RAG
Retrieval-Augmented Generation powered by your local documents.
Sparky includes a production-grade RAG system that runs entirely on your machine. Add documents, code files, and URLs as knowledge sources. Sparky chunks, embeds, and indexes everything locally using llama.cpp. No data leaves your machine and no external API calls are made.
When knowledge is enabled for a chat, Sparky automatically retrieves relevant chunks from your indexed sources and includes them in the context sent to the agent. The agent can then reference your documents to answer questions, synthesize information, or provide grounded responses.
How It Works
- Add sources — add files, folders, or URLs from the Knowledge section in the sidebar
- Indexing — Sparky splits documents into chunks, generates embeddings, and builds a full-text search index
- Retrieval — when you ask a question with knowledge enabled, Sparky searches your index using hybrid search (BM25 + vector similarity) and reranks the results
- Augmentation — the most relevant chunks are injected into the conversation context before the agent responds
Supported Indexing Formats
Text files, Markdown, PDF, HTML, and URLs are supported out of the box.
BM25 (Keyword Search)
BM25 is a traditional keyword-based ranking algorithm powered by SQLite FTS5. It matches documents based on exact term frequency and is fast, predictable, and works well when you know the exact terminology.

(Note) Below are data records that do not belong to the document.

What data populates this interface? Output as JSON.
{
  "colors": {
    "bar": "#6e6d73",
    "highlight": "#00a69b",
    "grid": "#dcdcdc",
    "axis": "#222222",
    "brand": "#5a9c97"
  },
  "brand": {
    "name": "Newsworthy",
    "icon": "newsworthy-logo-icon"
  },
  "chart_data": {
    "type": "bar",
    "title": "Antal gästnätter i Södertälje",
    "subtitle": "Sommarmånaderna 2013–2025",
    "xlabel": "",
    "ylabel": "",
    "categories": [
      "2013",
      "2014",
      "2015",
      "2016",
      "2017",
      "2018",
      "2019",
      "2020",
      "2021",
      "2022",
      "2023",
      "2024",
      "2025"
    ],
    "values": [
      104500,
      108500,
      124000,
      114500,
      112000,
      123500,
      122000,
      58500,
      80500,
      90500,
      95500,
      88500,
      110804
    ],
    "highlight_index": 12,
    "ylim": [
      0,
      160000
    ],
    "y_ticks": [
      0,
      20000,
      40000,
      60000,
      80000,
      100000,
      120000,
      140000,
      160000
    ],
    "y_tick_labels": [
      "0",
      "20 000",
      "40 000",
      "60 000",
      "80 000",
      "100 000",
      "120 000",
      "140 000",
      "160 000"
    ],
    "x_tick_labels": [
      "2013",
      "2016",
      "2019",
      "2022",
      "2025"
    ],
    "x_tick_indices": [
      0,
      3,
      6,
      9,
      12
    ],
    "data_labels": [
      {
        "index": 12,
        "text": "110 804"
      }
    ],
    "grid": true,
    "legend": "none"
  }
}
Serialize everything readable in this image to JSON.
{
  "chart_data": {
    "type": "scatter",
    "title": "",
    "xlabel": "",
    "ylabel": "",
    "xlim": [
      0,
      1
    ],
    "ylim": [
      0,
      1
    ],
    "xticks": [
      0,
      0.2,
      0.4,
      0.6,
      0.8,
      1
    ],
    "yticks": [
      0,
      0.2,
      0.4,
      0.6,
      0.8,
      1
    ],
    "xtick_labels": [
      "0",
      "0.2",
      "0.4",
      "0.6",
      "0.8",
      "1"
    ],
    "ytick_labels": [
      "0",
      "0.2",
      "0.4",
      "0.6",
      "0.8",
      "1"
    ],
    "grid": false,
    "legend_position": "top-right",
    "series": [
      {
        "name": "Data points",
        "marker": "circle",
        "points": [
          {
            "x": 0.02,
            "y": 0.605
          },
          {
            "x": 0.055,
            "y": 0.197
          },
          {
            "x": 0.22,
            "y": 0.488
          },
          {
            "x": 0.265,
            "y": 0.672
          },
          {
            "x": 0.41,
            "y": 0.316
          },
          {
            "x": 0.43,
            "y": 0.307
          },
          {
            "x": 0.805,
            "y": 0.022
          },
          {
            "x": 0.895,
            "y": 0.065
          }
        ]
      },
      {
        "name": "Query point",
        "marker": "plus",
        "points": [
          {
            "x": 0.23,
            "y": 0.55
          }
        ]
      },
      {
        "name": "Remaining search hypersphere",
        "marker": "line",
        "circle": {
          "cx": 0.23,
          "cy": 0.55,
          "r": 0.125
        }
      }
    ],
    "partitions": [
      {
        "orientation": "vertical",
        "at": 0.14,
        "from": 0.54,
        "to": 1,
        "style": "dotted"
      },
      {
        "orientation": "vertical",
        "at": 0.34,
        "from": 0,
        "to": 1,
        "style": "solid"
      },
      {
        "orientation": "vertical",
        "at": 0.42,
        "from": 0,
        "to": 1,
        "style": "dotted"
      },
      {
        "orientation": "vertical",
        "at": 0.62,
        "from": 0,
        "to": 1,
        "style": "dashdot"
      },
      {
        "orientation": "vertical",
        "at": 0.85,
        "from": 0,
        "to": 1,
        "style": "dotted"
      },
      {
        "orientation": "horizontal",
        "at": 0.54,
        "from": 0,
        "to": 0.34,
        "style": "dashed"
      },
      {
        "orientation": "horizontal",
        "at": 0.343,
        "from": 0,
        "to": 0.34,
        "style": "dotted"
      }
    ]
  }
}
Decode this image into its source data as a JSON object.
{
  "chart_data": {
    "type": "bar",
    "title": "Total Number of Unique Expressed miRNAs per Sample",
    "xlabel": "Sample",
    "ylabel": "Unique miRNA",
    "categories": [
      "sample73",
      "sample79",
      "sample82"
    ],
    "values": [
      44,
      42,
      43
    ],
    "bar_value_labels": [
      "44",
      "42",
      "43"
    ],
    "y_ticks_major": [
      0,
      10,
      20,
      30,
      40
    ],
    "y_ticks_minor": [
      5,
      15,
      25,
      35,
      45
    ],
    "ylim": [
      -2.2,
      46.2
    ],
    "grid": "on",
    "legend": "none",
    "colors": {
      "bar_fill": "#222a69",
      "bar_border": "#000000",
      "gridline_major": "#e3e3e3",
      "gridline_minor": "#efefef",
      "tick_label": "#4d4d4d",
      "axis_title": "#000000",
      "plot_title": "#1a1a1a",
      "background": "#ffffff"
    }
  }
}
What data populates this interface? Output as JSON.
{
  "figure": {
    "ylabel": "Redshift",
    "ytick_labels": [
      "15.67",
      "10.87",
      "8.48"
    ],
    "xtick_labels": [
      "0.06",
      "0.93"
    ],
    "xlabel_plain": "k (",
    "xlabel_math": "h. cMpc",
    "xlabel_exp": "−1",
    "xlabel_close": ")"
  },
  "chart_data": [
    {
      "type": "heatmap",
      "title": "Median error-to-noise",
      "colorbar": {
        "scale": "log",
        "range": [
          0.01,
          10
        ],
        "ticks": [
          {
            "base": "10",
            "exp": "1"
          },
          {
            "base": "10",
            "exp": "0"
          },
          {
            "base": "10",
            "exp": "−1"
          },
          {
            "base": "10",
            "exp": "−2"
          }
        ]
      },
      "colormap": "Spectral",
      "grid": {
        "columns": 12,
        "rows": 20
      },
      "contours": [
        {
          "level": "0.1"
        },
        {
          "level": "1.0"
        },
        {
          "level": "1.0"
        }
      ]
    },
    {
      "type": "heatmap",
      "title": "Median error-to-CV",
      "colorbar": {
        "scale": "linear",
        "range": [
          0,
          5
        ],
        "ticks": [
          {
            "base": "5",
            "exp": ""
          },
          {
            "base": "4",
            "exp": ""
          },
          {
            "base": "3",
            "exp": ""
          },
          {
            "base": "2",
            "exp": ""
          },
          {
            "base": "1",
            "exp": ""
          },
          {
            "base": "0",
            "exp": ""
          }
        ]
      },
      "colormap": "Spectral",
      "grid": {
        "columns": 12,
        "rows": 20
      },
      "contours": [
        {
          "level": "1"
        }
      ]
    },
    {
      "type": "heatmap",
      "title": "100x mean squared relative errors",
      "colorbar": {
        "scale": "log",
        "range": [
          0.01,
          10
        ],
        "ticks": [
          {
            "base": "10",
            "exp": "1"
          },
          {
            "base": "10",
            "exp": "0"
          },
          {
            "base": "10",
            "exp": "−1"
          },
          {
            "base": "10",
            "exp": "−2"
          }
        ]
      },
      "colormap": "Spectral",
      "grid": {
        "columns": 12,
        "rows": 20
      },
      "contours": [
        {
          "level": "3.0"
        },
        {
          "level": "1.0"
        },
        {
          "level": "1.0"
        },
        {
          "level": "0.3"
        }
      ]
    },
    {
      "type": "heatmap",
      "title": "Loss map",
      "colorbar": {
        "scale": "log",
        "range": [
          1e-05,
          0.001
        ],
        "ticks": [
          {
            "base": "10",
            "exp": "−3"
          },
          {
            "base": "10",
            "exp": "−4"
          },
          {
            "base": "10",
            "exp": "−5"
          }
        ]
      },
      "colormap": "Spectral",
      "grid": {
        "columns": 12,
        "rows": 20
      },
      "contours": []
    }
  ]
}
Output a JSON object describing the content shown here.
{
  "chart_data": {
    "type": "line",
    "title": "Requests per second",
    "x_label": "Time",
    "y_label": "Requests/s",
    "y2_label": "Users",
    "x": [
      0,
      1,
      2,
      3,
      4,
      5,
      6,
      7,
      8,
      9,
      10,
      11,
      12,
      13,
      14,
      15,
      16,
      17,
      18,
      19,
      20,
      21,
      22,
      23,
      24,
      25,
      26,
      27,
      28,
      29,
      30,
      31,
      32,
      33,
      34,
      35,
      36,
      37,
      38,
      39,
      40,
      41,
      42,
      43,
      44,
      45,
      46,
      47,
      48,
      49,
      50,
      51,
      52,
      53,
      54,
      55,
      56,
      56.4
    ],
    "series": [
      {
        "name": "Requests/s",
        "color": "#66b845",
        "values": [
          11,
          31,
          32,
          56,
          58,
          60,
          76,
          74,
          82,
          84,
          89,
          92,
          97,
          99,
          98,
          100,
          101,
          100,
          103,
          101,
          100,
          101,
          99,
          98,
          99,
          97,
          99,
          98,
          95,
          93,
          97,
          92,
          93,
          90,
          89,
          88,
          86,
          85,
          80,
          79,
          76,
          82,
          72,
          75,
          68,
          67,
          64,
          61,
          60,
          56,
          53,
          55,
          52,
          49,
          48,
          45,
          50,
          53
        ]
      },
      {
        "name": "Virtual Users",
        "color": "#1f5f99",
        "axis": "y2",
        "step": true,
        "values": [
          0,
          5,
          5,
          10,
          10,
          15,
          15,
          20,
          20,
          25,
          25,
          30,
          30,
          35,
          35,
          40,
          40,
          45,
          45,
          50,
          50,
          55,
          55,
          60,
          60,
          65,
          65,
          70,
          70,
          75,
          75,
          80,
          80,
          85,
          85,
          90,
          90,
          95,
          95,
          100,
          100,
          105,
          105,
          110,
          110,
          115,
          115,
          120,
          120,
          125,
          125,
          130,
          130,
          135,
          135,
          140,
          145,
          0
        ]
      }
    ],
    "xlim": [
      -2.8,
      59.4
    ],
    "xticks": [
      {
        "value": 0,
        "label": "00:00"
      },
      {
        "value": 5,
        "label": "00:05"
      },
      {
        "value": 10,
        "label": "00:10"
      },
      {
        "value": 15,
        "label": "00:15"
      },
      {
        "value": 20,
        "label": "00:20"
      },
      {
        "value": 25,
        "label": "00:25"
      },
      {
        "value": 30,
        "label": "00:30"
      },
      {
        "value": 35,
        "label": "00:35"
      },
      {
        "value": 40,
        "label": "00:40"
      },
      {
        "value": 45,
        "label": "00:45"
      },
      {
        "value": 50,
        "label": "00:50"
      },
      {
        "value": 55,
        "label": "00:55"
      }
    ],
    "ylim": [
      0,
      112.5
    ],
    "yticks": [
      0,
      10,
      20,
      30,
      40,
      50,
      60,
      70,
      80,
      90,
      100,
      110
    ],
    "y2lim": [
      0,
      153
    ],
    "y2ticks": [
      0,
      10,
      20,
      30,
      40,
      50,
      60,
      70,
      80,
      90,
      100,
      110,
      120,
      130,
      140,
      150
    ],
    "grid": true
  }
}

Best for: exact matches, code symbols, technical terms, known keywords.
Hybrid Search
Hybrid search combines BM25 keyword matching with vector similarity search. Documents are embedded using a local model (via llama.cpp) and stored in sqlite-vec. At query time, both BM25 and vector results are merged and reranked using a cross-encoder model to produce the final ranking.
Best for: natural language questions, conceptual queries, finding related content when you don't know the exact wording.
Hybrid search requires two additional models (~1.3 GB total) for embedding and reranking. They are downloaded automatically in the background when you first enable hybrid mode. You can continue using the application while the download completes.
Reranking
After the initial retrieval, a reranking model scores each candidate chunk against your query for deeper semantic relevance. This two-stage approach (retrieve broadly, then rerank precisely) gives you the best of both worlds: fast initial retrieval with high-quality final results.
Comparison
| BM25 | Hybrid | |
|---|---|---|
| Speed | Faster | Slightly slower |
| Exact matches | Excellent | Excellent |
| Semantic understanding | None | Strong |
| Best use case | Known terms | Natural language |
Models
All models run locally via llama.cpp. No data is sent to external services.
| Model | Purpose |
|---|---|
nomic-embed-text-v1.5.Q4_0.gguf | Text embeddings for vector search |
bge-reranker-v2-m3-Q4_K_M.gguf | Cross-encoder reranking |
qwen2.5-1.5b-instruct-q4_k_m.gguf | Keyword extraction and query expansion |